Importantly, said Ms. Murphy, in May 2012 Leon Rodriguez, HHS’s Director of the Office of Civil Rights, posted a letter to consumers encouraging them to educate themselves about their right to access their personal health information (and correct it if necessary) under the HIPAA (the Health Insurance Portability and Accountability Act of 1996; information available at hhs.gov/ocr). The letter provides links to additional helpful educational videos and pamphlets about health information and privacy. It encourages the use of EHRs/PHRs by stating that “[I]mportant tools like Electronic Health Records (EHRs) and Personal Health Records (PHRs) will make it easier, safer, and faster for you to get access to your health information and stay engaged. These tools help you become a true partner in your healthcare and wellness.”
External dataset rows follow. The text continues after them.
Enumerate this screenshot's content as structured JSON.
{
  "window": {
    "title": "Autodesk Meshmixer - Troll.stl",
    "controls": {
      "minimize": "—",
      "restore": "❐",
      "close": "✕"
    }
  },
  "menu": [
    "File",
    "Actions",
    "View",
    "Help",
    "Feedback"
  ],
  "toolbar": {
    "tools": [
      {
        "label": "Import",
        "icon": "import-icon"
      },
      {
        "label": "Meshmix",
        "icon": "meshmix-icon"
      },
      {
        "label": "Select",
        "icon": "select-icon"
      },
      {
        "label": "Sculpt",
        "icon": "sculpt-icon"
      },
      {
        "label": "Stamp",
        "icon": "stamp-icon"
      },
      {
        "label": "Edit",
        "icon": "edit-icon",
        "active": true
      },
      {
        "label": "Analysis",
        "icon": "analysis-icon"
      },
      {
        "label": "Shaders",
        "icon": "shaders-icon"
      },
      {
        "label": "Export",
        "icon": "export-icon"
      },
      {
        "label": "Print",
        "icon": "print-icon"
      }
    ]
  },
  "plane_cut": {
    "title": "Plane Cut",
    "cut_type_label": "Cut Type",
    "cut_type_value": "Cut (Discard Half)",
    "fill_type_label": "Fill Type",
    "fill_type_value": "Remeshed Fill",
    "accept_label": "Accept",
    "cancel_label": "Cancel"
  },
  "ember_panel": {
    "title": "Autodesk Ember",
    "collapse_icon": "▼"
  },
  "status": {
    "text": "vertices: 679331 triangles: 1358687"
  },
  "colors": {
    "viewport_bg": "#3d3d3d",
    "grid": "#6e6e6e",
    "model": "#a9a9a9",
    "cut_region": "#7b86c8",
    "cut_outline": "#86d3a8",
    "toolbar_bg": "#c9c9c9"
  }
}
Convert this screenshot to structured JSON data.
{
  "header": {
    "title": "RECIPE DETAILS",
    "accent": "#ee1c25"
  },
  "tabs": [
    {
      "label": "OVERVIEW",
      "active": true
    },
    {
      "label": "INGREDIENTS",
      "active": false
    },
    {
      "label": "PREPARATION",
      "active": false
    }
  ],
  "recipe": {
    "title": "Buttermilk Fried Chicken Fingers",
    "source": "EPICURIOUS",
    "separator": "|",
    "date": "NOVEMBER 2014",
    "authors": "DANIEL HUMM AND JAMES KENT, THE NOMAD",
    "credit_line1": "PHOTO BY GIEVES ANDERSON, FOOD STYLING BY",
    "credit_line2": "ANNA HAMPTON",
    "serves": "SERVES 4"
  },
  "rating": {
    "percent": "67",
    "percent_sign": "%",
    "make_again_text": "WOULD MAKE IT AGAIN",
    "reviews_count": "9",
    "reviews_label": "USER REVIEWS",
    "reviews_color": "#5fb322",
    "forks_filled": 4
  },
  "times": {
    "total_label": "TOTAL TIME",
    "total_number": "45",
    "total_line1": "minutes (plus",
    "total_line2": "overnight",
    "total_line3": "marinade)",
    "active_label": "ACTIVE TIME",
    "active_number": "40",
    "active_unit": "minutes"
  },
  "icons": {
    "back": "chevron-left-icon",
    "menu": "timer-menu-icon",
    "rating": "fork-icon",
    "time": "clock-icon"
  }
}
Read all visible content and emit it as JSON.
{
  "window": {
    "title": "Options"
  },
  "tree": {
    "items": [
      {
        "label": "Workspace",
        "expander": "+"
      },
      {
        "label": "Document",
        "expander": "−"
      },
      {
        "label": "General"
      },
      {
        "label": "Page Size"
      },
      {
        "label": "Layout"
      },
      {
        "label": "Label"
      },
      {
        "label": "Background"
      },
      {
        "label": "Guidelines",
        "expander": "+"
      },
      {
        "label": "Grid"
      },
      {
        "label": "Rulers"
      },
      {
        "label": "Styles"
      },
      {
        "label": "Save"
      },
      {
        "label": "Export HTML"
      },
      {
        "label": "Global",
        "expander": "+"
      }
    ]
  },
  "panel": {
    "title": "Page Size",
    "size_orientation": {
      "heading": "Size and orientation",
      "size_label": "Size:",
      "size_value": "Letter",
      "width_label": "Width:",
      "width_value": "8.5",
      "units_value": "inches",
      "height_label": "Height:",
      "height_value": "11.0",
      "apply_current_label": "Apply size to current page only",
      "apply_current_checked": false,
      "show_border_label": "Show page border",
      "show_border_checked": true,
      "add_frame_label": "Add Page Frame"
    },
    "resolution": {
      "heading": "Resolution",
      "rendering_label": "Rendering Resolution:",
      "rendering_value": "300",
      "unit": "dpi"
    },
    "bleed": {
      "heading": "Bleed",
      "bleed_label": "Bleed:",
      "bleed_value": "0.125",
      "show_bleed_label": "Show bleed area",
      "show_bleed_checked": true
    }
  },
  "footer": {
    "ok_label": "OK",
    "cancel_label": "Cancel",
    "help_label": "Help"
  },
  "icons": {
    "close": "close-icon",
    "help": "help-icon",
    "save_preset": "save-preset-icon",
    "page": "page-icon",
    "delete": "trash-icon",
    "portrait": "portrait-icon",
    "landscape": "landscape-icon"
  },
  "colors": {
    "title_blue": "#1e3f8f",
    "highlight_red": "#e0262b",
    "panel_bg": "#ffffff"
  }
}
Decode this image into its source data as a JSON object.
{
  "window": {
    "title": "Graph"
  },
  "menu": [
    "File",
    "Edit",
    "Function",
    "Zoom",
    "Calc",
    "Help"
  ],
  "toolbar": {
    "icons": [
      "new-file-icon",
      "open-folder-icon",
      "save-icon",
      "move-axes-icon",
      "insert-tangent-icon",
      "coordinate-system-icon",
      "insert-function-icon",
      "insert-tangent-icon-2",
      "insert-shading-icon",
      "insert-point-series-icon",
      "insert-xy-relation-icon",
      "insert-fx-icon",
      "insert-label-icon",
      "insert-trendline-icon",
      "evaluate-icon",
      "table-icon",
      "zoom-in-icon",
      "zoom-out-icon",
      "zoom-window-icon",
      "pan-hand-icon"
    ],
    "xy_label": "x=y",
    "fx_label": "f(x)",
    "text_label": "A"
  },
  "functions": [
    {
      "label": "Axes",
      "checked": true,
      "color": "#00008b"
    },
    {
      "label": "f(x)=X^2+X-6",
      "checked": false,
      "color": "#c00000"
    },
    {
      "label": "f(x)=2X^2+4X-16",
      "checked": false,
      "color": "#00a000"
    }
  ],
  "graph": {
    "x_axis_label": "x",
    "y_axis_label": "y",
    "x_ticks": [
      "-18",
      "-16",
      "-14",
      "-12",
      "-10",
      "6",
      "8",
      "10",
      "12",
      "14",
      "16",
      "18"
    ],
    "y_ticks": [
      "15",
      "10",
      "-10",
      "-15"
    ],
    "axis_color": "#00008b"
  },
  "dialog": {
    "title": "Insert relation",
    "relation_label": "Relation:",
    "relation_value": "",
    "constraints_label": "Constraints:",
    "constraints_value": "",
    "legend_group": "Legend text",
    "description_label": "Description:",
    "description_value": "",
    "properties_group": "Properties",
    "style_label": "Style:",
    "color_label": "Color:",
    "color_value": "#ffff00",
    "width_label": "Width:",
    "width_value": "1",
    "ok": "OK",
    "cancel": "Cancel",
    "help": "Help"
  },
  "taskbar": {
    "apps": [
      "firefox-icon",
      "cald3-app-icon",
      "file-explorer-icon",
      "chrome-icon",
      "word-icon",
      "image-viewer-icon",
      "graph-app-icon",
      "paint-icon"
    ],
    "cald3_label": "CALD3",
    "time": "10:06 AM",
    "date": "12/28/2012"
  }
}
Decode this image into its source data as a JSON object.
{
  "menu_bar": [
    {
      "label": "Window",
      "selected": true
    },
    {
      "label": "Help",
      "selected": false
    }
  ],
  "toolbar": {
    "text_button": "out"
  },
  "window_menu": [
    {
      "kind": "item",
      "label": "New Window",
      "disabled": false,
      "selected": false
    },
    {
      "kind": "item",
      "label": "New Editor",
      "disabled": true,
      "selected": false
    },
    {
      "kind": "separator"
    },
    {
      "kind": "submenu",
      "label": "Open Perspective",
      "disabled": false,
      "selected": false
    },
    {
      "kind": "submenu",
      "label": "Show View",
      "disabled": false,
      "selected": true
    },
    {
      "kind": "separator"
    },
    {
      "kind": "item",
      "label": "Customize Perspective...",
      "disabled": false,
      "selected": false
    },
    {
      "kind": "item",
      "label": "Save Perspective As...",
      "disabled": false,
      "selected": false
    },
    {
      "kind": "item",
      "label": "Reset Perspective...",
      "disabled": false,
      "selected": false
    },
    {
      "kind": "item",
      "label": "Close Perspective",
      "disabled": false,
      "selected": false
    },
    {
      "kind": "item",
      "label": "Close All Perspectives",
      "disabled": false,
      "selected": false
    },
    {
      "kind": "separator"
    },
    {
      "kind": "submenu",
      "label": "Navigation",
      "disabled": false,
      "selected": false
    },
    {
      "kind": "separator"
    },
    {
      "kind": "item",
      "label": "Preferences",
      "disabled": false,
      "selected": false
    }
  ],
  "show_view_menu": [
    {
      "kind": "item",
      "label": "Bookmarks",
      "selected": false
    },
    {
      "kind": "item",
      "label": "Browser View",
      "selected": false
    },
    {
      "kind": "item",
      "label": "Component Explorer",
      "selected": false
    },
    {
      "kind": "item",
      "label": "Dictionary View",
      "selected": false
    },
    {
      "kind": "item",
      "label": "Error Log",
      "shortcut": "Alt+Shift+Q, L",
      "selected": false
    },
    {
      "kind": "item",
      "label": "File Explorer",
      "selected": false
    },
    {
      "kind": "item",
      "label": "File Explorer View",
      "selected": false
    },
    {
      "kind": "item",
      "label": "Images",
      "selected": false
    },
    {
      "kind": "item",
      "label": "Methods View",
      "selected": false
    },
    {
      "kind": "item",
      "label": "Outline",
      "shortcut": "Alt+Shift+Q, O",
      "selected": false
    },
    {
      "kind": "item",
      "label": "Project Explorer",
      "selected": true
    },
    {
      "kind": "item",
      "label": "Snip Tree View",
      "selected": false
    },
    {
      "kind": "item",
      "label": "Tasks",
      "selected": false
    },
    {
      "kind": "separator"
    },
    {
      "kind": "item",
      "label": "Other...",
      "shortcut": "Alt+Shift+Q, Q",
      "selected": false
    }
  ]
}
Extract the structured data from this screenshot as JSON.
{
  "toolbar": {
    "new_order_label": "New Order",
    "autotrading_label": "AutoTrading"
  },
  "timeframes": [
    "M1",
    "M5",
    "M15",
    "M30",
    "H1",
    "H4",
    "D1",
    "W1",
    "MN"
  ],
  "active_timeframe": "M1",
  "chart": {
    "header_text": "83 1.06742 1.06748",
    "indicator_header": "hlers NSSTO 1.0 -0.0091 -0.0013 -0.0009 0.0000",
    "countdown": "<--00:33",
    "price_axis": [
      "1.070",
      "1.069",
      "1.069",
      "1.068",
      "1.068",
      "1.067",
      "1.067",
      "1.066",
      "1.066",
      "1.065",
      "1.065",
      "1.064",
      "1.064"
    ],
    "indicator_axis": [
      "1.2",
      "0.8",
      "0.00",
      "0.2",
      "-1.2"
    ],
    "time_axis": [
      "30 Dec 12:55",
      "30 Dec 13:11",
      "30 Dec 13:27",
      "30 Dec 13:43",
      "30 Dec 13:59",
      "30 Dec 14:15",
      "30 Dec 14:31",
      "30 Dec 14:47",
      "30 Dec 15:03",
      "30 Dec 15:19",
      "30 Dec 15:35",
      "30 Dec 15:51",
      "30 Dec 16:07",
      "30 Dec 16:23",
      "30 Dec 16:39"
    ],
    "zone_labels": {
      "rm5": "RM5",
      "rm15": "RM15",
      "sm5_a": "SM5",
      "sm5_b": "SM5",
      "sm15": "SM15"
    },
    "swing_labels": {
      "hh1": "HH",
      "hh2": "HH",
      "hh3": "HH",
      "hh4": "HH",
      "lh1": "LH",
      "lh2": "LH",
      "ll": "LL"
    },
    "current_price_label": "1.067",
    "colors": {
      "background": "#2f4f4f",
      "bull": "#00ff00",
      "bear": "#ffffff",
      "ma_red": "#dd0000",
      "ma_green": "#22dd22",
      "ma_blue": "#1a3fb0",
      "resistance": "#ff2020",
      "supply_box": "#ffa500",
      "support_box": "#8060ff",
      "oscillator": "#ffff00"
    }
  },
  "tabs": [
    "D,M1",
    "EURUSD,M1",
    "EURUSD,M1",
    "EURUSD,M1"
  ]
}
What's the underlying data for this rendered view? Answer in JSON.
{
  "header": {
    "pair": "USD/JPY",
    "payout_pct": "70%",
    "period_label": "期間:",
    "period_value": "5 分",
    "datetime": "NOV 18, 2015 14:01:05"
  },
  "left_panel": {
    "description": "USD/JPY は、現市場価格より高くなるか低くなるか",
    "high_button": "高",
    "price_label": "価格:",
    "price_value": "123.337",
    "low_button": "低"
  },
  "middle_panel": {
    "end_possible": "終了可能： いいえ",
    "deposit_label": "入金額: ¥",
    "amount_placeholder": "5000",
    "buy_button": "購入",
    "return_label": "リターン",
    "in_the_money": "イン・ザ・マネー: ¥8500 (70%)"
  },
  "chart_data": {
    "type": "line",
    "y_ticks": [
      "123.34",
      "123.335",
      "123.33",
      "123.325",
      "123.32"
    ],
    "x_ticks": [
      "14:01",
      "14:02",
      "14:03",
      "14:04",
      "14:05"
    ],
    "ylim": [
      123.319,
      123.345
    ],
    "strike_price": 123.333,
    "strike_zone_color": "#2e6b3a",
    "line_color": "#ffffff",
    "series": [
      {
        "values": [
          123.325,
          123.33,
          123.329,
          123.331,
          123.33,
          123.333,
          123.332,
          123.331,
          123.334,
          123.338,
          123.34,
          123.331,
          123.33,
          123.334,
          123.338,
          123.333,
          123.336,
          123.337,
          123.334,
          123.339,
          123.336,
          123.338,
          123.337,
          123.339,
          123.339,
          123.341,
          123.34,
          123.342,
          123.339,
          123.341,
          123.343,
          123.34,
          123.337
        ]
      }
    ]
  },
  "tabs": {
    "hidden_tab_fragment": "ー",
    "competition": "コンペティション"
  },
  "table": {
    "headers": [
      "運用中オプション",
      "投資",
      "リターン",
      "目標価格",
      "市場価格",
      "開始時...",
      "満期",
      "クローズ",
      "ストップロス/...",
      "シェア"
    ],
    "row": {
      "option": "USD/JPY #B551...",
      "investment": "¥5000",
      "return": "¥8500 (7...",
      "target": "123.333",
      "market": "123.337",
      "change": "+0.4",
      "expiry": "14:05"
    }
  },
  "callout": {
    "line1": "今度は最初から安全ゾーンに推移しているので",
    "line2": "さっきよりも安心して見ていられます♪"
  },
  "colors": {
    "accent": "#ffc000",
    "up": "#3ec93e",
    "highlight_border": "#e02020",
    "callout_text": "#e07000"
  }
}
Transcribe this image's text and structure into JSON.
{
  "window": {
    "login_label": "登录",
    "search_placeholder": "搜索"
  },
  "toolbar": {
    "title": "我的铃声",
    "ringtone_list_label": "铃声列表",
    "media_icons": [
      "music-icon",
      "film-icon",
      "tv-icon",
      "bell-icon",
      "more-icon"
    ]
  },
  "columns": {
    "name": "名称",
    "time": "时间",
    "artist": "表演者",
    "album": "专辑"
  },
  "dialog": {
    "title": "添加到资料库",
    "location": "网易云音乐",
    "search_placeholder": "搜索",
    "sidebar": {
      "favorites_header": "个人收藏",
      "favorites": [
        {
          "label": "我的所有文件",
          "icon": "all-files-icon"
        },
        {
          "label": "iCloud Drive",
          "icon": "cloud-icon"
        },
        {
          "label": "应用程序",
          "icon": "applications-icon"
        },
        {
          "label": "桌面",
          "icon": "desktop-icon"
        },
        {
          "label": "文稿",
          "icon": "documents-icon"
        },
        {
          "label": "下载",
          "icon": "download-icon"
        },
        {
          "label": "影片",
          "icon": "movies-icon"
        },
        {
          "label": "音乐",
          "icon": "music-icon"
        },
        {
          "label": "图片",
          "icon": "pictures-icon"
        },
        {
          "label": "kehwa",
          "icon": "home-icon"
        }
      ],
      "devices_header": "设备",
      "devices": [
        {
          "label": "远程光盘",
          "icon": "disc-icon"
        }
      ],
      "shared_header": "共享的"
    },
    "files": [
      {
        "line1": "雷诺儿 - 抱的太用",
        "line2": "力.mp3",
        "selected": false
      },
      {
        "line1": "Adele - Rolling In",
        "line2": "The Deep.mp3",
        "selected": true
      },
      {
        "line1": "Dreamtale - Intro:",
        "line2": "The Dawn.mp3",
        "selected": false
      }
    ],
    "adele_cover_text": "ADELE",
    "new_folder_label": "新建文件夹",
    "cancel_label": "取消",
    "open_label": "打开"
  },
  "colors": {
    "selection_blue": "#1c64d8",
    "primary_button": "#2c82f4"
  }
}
In terms of shifting consumer and healthcare provider Attitudes to be more accepting of the patient-provider relationship as a partnership, the ONC’s healthIT.gov website offers 1-minute and 3-minute animations that healthcare providers can use to educate patients about accessing their medical records. “I encourage you to use it,” said Ms. Murphy, “in your waiting room or closed-circuit TV systems.” The challenge.gov website offers a consumer video challenge called “What’s in Your Health Record?” that invites consumers to share their stories of why they think the ability to access and review their health records can improve the quality of healthcare they receive, as well as similar video challenges, including one that empowers patients to take on a greater role in achieving blood pressure control. An important resource for nurses, Ms. Murphy said, is the September 2013 Institute of Medicine report, “Best Care at Lower Cost: The Path to Continuously Learning Health.” which “does a wonderful job of explaining what we need to do” to improve healthcare in America, with automation and health IT essential to the effort.
The Three-Part Goal of Healthcare IT
Echoing the sentiments of HHS’s previous National Coordinator of Health IT, Dr. David Blumenthal, Ms. Murphy emphasized that health IT should be viewed as “the means, not the end” in terms of improving healthcare. The ultimate three-part goal, she said, is to provide better healthcare within the Institute of Medicine’s six domains of quality (safety, effectiveness, patient-centeredness, timeliness, efficiency, and equity); to increase the overall health of populations (eg, by addressing behavioral risk factors and focusing on prevention); and to deliver higher-quality care at a lower cost (eg, reducing Medicare, Medicaid, and CHIP [Medicaid’s Children’s Health Insurance Program] expenditures).
“Nurses are the most trusted health professionals,” said Ms. Murphy. “We have had the patient advocacy role forever, and patients look to us to see what they should be doing,” when it comes to taking more responsibility in managing their own health. Through patient engagement using health IT, she told the audience, nurses can help their patients “get that extra ‘oomph!’ in quality care.”